The future of SBOM implementation

As the cyber security landscape continues to evolve, the importance of SBOM in managing software supply chain risks will only grow. With government directives such as Executive Order (EO) 14028, the development of SBOM standards and guidelines will likely become more widespread, leading to their increased adoption by organizations across various industries.

In the coming years, we can expect further refinement and standardization of SBOM elements, including the integration of API inventory management. As organizations increasingly recognize the value of SBOM in mitigating software supply chain risks, it is likely that SBOM will become an essential component of cyber security best practices.

How to secure your network by combining API and SBOM

The history of SBOM demonstrates its growing importance in the realm of cyber security and software supply chain management, with the inclusion of API inventory management emerging as a critical component. The implementation of EO 14028 highlights the need for a standardized approach to SBOM, underscoring its significance in promoting transparency, accountability, and security in software supply chains.

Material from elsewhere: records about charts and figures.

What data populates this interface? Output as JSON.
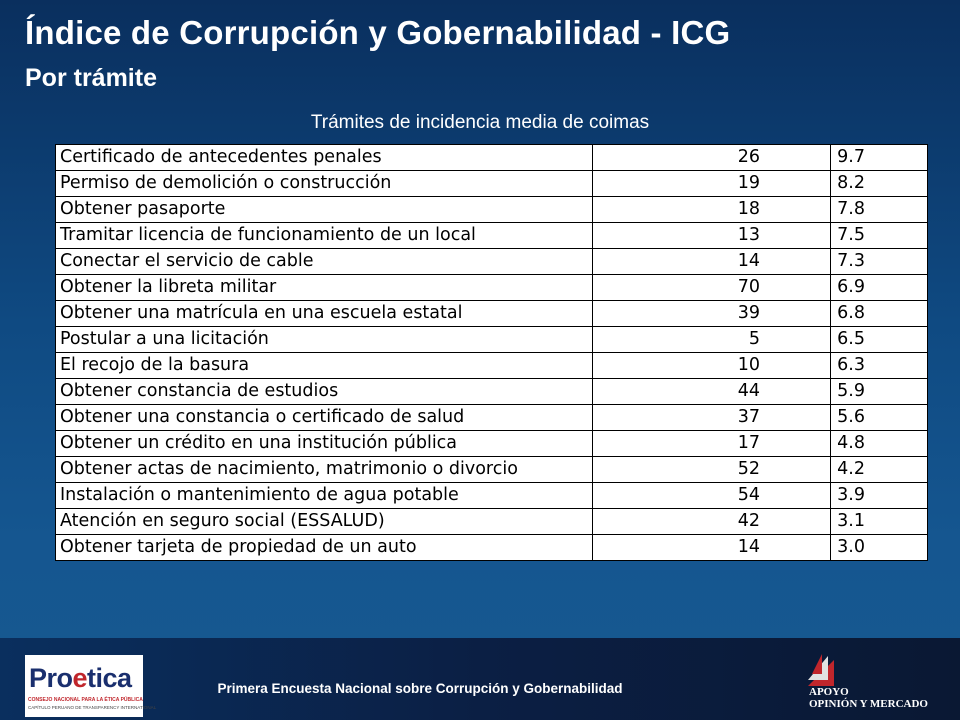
{
  "header": {
    "title": "Índice de Corrupción y Gobernabilidad - ICG",
    "subtitle": "Por trámite"
  },
  "table": {
    "caption": "Trámites de incidencia media de coimas",
    "rows": [
      {
        "tramite": "Certificado de antecedentes penales",
        "n": "26",
        "score": "9.7"
      },
      {
        "tramite": "Permiso de demolición o construcción",
        "n": "19",
        "score": "8.2"
      },
      {
        "tramite": "Obtener pasaporte",
        "n": "18",
        "score": "7.8"
      },
      {
        "tramite": "Tramitar licencia de funcionamiento de un local",
        "n": "13",
        "score": "7.5"
      },
      {
        "tramite": "Conectar el servicio de cable",
        "n": "14",
        "score": "7.3"
      },
      {
        "tramite": "Obtener la libreta militar",
        "n": "70",
        "score": "6.9"
      },
      {
        "tramite": "Obtener una matrícula en una escuela estatal",
        "n": "39",
        "score": "6.8"
      },
      {
        "tramite": "Postular a una licitación",
        "n": "5",
        "score": "6.5"
      },
      {
        "tramite": "El recojo de la basura",
        "n": "10",
        "score": "6.3"
      },
      {
        "tramite": "Obtener constancia de estudios",
        "n": "44",
        "score": "5.9"
      },
      {
        "tramite": "Obtener una constancia o certificado de salud",
        "n": "37",
        "score": "5.6"
      },
      {
        "tramite": "Obtener un crédito en una institución pública",
        "n": "17",
        "score": "4.8"
      },
      {
        "tramite": "Obtener actas de nacimiento, matrimonio o divorcio",
        "n": "52",
        "score": "4.2"
      },
      {
        "tramite": "Instalación o mantenimiento de agua potable",
        "n": "54",
        "score": "3.9"
      },
      {
        "tramite": "Atención en  seguro social (ESSALUD)",
        "n": "42",
        "score": "3.1"
      },
      {
        "tramite": "Obtener tarjeta de propiedad de un auto",
        "n": "14",
        "score": "3.0"
      }
    ]
  },
  "footer": {
    "text": "Primera Encuesta Nacional sobre Corrupción y Gobernabilidad",
    "logo_left": {
      "word_pre": "Pro",
      "word_e": "e",
      "word_post": "tica",
      "line1": "CONSEJO NACIONAL PARA LA ÉTICA PÚBLICA",
      "line2": "CAPÍTULO PERUANO DE TRANSPARENCY INTERNATIONAL"
    },
    "logo_right": {
      "line1": "APOYO",
      "line2": "OPINIÓN Y MERCADO"
    }
  },
  "colors": {
    "background_top": "#0a2f5e",
    "background_bottom": "#16598f",
    "logo_red": "#c0262c",
    "logo_blue": "#1a2f6e"
  }
}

The NTIA's minimum elements for an SBOM provide a foundation for organizations to effectively manage risks, vulnerabilities and compliance requirements associated with their software components. Meanwhile a comprehensive API inventory offers enhanced visibility and control over software dependencies.

As the future unfolds, we can expect the continued development of SBOM standards, guidelines, and best practices, with API inventory management taking on an increasingly prominent role. By embracing SBOM and integrating robust API inventory practices, organizations can better secure their software systems, mitigate vulnerabilities and ensure their resilience and success in an increasingly interconnected world.